Although the spot oil prices and oil stocks have rallied on word of a pending 1.5-2 million barrel a day cut by OPEC in pil production, oil maven Philip Verleger says it won’t be anywhere near enough.
From Platts (hat tip reader Michael):
In his widely-read weekly analysis, “Notes at the Margin,” energy economist [Philip] Verleger suggests that OPEC should execute an “astounding 7.7 million barrels per day” just to restore market balance today.
Here’s why, according to Verleger:
-Global demand is down in December year-over-year by 5.2 million b/d to 81.6 million b/d, from 86.8 million b/d.
-Non-OPEC production is projected at 49.4 million b/d, with OPEC NGLs at 5.2 million b/d, and processing gain at 2.3 million b/d.
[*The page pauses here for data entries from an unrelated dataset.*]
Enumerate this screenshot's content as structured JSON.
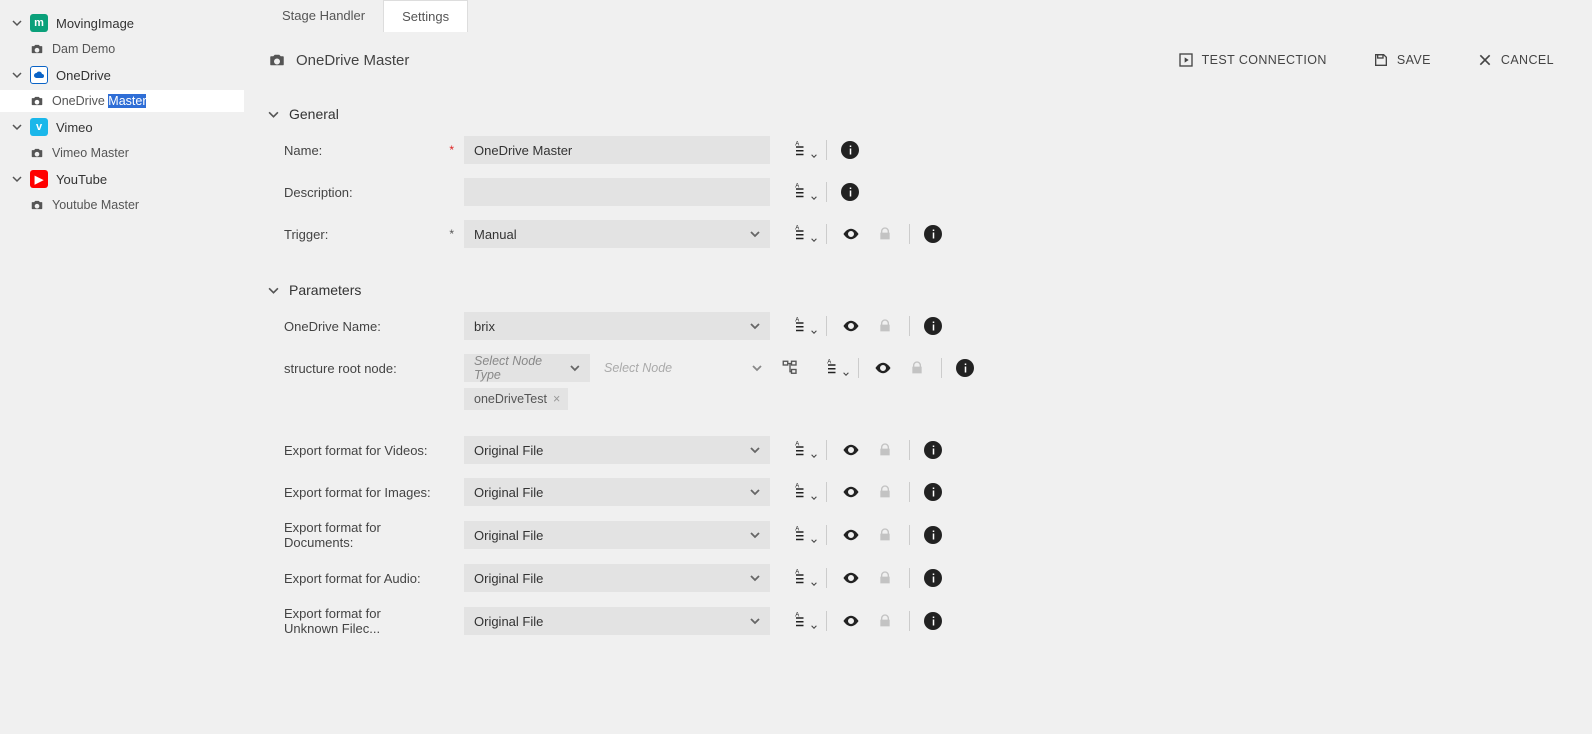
{
  "sidebar": {
    "groups": [
      {
        "label": "MovingImage",
        "child": "Dam Demo"
      },
      {
        "label": "OneDrive",
        "child_prefix": "OneDrive ",
        "child_highlight": "Master",
        "selected": true
      },
      {
        "label": "Vimeo",
        "child": "Vimeo Master"
      },
      {
        "label": "YouTube",
        "child": "Youtube Master"
      }
    ]
  },
  "tabs": [
    {
      "label": "Stage Handler",
      "active": false
    },
    {
      "label": "Settings",
      "active": true
    }
  ],
  "toolbar": {
    "title": "OneDrive Master",
    "test_connection": "TEST CONNECTION",
    "save": "SAVE",
    "cancel": "CANCEL"
  },
  "sections": {
    "general": {
      "title": "General",
      "rows": {
        "name": {
          "label": "Name:",
          "value": "OneDrive Master",
          "required": true,
          "icons": "lang+info"
        },
        "description": {
          "label": "Description:",
          "value": "",
          "icons": "lang+info"
        },
        "trigger": {
          "label": "Trigger:",
          "value": "Manual",
          "inherited": true,
          "icons": "lang+eye+lock+info",
          "select": true
        }
      }
    },
    "parameters": {
      "title": "Parameters",
      "rows": {
        "onedrive_name": {
          "label": "OneDrive Name:",
          "value": "brix",
          "select": true,
          "icons": "lang+eye+lock+info"
        },
        "root_node": {
          "label": "structure root node:",
          "node_type_placeholder": "Select Node Type",
          "node_placeholder": "Select Node",
          "chip": "oneDriveTest",
          "icons": "lang+eye+lock+info"
        },
        "fmt_videos": {
          "label": "Export format for Videos:",
          "value": "Original File",
          "select": true,
          "icons": "lang+eye+lock+info"
        },
        "fmt_images": {
          "label": "Export format for Images:",
          "value": "Original File",
          "select": true,
          "icons": "lang+eye+lock+info"
        },
        "fmt_docs": {
          "label": "Export format for Documents:",
          "value": "Original File",
          "select": true,
          "icons": "lang+eye+lock+info"
        },
        "fmt_audio": {
          "label": "Export format for Audio:",
          "value": "Original File",
          "select": true,
          "icons": "lang+eye+lock+info"
        },
        "fmt_unknown": {
          "label": "Export format for Unknown Filec...",
          "value": "Original File",
          "select": true,
          "icons": "lang+eye+lock+info"
        }
      }
    }
  }
}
Verleger says that after adding those numbers, the call on OPEC is at 23.7 million b/d. By contrast, Platts’ estimate of OPEC production in October was 32.26 million b/d, before its recent cut of 1.5 million b/d reached at a meeting in November. A call of 23.7 million b/d would stand in stark contrast to the IEA’s estimate of a fourth quarter call of 31.1 million b/d and a full 2009 average of 30.4 million b/d.
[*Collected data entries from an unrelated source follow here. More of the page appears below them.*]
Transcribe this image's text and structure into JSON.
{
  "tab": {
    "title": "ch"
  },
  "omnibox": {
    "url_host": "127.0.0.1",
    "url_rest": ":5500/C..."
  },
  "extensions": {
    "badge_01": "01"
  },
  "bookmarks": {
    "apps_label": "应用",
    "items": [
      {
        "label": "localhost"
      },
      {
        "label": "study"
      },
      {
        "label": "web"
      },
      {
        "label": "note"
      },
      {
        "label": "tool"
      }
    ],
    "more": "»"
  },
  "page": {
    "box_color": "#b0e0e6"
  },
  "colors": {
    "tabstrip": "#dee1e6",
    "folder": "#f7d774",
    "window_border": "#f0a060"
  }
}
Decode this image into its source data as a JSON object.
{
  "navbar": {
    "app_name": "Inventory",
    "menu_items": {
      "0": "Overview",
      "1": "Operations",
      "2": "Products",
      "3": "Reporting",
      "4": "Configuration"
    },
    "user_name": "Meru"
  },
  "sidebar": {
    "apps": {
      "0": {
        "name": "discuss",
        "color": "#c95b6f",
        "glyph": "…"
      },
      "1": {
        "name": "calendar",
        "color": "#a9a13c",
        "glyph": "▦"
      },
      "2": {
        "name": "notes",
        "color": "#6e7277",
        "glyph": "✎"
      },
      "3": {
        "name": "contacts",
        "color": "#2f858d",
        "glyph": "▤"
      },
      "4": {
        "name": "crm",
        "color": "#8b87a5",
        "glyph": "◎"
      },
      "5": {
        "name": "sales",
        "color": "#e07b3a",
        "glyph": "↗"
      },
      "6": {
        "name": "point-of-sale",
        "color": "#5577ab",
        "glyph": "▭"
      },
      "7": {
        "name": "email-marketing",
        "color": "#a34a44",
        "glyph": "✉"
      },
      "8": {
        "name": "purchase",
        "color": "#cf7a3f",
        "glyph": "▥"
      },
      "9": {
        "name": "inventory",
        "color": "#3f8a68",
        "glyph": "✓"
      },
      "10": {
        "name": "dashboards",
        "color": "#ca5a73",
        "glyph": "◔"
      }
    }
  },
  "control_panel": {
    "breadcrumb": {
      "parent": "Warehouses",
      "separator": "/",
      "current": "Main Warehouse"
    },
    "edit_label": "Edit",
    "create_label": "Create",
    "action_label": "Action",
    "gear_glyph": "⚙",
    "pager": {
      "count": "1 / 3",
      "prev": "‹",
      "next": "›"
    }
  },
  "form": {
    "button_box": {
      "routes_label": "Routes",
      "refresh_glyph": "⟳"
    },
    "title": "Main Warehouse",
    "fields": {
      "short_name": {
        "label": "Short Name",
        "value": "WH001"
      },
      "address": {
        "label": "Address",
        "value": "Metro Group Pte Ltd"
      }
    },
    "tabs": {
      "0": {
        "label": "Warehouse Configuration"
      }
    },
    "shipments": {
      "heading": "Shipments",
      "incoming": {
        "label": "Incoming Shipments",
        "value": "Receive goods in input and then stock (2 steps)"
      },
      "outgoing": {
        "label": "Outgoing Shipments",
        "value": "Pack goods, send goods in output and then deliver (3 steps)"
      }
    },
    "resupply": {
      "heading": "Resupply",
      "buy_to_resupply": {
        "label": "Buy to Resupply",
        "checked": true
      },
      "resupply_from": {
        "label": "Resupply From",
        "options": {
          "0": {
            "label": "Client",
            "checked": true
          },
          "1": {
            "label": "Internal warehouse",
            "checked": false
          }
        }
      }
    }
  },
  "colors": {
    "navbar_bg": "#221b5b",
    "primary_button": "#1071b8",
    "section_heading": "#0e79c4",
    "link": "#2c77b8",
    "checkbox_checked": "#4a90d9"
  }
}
“The implication, then is that OPEC countries need to reduce quotas not by one million or two million barrels per day, but rather by six or seven million barrels,” Verleger says in his report. “Since cuts of such magnitude are out of the question, one should expect prices to come under further downward pressure.”….
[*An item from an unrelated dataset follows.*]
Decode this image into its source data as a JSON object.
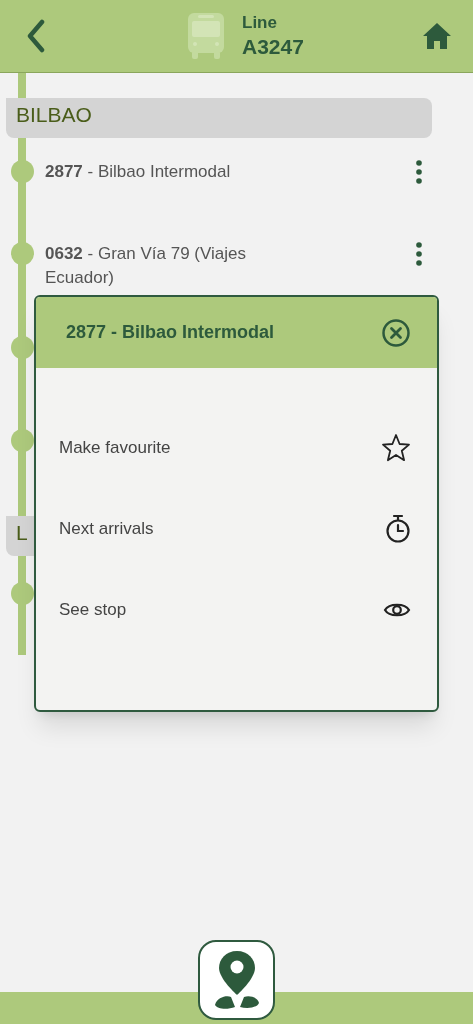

In an interview, Saudi Oil minister Ali Naimi said that global inventories were “a little too high at 55 days of forward demand cover rather than the apparent target of 52 days.” But Verleger says in his report that while OPEC officials think global stocks cover 55 days, the correct number is probably between 61 and 62 days, far more than the International Energy Agency has estimated. In fact, the cover may still increase by the next meeting.
“By OPEC’s next meeting, global stocks may cover 65 days of forward consumption,” Verleger said. “This, I believe, would be a record.”